--Internet Key Exchange. IKE establishes a shared security policy and authenticates keys for services (such as IP security [IPsec]) that require keys. Before any IPsec traffic can be passed, each router, firewall, and host must verify the identity of its peer. This can be done by manually entering preshared keys into both hosts or by a certification authority (CA) service.
--IP security. IPsec is A framework of open standards that provides data confidentiality, data integrity, and data authentication between participating peers. IPsec provides these security services at the IP layer. IPsec uses IKE to handle the negotiation of protocols and algorithms based on local policy and to generate the encryption and authentication keys to be used by IPsec.
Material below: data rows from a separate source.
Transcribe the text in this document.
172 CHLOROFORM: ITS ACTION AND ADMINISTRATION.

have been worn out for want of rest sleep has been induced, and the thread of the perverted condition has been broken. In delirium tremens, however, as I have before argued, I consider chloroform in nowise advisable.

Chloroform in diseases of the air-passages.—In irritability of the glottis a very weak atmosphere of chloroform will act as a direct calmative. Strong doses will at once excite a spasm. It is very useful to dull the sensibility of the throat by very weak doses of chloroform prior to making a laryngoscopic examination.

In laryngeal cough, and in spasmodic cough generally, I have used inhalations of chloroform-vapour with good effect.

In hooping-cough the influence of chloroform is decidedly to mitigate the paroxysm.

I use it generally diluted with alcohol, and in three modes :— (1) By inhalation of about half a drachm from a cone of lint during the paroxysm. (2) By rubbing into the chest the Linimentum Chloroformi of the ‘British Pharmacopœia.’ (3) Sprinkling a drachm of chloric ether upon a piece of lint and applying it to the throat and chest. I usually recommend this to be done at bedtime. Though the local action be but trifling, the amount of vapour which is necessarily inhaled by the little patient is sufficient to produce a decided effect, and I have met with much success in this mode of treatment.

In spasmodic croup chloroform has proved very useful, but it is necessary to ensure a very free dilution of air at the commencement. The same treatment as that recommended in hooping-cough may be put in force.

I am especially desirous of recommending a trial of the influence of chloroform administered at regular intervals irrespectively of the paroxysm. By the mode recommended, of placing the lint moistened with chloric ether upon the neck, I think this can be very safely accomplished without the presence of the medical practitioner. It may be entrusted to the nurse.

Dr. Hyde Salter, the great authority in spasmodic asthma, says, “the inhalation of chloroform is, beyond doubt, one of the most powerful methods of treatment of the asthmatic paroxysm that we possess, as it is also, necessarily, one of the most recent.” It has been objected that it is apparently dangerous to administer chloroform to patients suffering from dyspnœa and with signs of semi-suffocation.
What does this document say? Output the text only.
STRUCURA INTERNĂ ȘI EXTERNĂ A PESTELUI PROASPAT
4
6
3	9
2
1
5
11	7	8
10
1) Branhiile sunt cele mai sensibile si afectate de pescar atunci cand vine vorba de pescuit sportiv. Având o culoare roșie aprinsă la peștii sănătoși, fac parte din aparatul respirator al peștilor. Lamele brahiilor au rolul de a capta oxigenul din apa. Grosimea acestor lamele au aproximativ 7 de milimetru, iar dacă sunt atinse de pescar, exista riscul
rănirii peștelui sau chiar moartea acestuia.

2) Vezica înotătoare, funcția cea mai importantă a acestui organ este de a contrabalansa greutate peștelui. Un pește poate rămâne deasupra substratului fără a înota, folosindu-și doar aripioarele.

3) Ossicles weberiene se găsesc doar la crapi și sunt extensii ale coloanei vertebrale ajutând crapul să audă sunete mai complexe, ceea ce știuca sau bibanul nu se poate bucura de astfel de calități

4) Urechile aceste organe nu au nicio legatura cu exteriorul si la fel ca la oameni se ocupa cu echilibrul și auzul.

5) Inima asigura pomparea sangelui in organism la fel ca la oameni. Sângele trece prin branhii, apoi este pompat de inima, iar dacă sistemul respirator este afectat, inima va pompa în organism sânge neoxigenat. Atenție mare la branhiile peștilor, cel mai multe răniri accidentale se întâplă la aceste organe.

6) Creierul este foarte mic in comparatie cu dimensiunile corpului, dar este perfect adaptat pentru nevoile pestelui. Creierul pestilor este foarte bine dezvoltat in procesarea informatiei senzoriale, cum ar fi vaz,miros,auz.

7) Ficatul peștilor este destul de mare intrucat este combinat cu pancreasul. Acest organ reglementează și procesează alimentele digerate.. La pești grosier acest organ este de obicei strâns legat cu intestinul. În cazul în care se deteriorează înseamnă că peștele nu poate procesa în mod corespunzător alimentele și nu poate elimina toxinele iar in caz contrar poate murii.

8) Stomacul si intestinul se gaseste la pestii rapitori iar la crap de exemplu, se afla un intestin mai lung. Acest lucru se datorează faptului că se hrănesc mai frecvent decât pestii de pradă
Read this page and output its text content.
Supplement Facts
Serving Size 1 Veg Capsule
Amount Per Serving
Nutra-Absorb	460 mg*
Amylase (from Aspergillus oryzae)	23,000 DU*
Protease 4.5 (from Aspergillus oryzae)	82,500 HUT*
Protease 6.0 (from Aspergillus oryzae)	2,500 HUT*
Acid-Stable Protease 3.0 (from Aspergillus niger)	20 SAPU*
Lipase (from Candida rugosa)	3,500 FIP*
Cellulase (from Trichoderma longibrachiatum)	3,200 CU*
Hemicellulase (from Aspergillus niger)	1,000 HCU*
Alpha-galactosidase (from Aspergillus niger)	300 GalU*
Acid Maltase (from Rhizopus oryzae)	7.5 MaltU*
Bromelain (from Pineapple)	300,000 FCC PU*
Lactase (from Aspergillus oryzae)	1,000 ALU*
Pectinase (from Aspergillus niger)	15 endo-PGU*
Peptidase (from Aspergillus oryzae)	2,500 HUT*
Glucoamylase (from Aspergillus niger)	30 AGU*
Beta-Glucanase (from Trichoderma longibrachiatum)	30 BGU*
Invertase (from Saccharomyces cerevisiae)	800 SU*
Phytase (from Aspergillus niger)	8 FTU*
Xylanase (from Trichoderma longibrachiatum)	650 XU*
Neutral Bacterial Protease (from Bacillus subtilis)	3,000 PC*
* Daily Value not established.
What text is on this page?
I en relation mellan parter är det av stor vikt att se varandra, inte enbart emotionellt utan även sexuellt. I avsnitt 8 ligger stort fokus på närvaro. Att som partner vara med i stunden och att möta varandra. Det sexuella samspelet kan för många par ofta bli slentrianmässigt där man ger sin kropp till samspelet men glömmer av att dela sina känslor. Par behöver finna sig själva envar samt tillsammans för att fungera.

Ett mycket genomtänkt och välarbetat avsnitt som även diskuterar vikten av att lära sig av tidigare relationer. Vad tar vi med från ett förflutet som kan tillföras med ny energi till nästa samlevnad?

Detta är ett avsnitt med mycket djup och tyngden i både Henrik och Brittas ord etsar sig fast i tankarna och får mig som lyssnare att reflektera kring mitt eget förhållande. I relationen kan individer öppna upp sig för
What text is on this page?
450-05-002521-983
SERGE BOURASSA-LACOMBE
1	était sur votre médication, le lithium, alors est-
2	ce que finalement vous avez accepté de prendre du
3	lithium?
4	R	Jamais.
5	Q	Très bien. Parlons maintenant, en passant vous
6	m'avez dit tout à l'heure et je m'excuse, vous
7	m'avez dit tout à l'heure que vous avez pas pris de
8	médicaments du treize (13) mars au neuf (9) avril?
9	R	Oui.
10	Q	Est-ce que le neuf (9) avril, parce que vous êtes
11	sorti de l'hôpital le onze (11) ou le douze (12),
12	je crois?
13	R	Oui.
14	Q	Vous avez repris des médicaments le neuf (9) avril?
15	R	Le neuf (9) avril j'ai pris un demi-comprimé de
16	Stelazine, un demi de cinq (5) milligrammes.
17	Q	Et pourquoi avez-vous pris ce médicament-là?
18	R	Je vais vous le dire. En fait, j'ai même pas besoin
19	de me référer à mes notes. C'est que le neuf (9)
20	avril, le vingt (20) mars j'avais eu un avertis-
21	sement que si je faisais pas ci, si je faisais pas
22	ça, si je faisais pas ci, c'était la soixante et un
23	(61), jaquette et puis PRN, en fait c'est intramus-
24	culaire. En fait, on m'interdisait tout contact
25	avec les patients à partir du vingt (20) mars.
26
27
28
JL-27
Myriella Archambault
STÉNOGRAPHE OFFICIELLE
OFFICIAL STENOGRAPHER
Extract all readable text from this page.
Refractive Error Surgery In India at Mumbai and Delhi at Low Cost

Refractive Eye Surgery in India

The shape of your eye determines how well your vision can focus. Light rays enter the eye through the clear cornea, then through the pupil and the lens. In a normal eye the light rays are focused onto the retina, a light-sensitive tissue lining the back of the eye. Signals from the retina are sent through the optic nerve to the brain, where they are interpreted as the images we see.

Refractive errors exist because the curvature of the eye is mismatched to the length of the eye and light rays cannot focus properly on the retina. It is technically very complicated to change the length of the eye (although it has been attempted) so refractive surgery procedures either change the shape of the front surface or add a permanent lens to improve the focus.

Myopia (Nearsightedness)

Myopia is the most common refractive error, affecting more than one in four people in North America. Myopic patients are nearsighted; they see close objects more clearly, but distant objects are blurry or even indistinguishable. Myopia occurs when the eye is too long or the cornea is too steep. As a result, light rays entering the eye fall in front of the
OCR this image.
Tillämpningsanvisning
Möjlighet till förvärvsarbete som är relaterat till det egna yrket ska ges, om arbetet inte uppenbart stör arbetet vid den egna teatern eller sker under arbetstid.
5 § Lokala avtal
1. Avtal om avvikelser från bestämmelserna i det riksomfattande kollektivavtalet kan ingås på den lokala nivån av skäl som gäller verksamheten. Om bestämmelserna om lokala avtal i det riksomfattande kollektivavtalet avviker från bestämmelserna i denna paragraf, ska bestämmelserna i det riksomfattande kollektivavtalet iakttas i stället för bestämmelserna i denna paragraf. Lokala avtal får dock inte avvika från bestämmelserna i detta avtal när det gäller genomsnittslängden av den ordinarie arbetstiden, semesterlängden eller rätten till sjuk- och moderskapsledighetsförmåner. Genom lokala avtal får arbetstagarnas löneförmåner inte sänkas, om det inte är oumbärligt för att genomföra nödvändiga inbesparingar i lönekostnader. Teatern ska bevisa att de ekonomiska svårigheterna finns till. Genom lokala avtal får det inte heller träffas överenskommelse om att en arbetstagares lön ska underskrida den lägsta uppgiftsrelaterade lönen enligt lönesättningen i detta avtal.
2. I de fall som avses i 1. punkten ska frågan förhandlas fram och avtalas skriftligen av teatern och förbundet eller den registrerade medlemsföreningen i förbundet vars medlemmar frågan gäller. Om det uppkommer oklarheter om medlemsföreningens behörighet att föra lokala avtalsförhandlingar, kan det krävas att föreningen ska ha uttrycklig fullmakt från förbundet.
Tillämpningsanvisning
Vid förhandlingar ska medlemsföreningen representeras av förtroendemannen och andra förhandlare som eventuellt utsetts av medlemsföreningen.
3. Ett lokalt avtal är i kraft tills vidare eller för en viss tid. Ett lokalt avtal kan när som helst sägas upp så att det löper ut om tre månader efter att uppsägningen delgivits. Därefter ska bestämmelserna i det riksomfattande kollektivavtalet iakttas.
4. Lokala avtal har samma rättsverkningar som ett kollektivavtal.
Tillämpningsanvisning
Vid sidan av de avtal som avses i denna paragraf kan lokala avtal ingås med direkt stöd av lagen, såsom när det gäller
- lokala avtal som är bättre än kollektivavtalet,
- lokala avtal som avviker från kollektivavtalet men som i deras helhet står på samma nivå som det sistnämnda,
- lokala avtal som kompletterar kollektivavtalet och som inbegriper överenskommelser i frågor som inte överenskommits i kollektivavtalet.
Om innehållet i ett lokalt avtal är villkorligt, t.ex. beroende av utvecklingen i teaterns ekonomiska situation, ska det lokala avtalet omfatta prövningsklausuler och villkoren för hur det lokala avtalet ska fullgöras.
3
IPsec can protect one or more data flows between a pair of hosts, between a pair of security gateways, or between a security gateway and a host.
--Internet Security Association and Key Management Protocol. ISAKMP is an Internet IPsec protocol (RFC 2408) that negotiates, establishes, modifies, and deletes security associations. It also exchanges key generation and authentication data (independent of the details of any specific key generation technique), key establishment protocol, encryption algorithm, or authentication mechanism.
--Layer 2 Transport Protocol. L2TP are communications transactions between the L2TP access concentrator (LAC) and the L2TP network server (LNS) that support tunneling of a single PPP connection. There is a one-to-one relationship among the PPP connection, L2TP session, and L2TP call.
--network access server. A NAS is a Cisco platform (or collection of platforms, such as an AccessPath system) that interfaces between the packet world (for example, the Internet) and the circuit world (for example, the public switched telephone network [PSTN]).
--perfect forward secrecy. PFS is a cryptographic characteristic associated with a derived shared secret value. With PFS, if one key is compromised, previous and subsequent keys are not compromised because subsequent keys are not derived from previous keys.
--Queue Manager. The Cisco IP Queue Manager (IP QM) is an intelligent, IP-based, call-treatment and routing solution that provides powerful call-treatment options as part of the Cisco IP Contact Center (IPCC) solution.
--Remote Authentication Dial-In User Service. RADIUS is a database for authenticating modem and ISDN connections and for tracking connection time.
--Rivest, Shamir, and Adelman. Rivest, Shamir, and Adelman are the inventors of the Public-key cryptographic system that can be used for encryption and authentication.
--security association. A SA is an instance of security policy and keying material that is applied to a data flow.
--Terminal Access Controller Access Control System Plus. TACACS+ is a security application that provides centralized validation of users attempting to gain access to a router or network access server.
--Virtual Private Network. A VPN enables IP traffic to travel securely over a public TCP/IP network by encrypting all traffic from one network to another. A VPN uses "tunneling" to encrypt all information at the IP level.
--A VPN routing/forwarding instance. A VRF consists of an IP routing table, a derived forwarding table, a set of interfaces that use the forwarding table, and a set of rules and routing protocols that determine what goes into the forwarding table. In general, a VRF includes the routing information that defines a customer VPN site that is attached to a PE router.
--vendor-specific attribute. A VSA is an attribute that has been implemented by a particular vendor. It uses the attribute Vendor-Specific to encapsulate the resulting AV pair: essentially, Vendor-Specific = protocol:attribute = value.
--Extended authentication. XAUTH is an optional exchange between IKE Phase 1 and IKE Phase 2, in which the router demands additional authentication information in an attempt to authenticate the actual user (as opposed to authenticating the peer).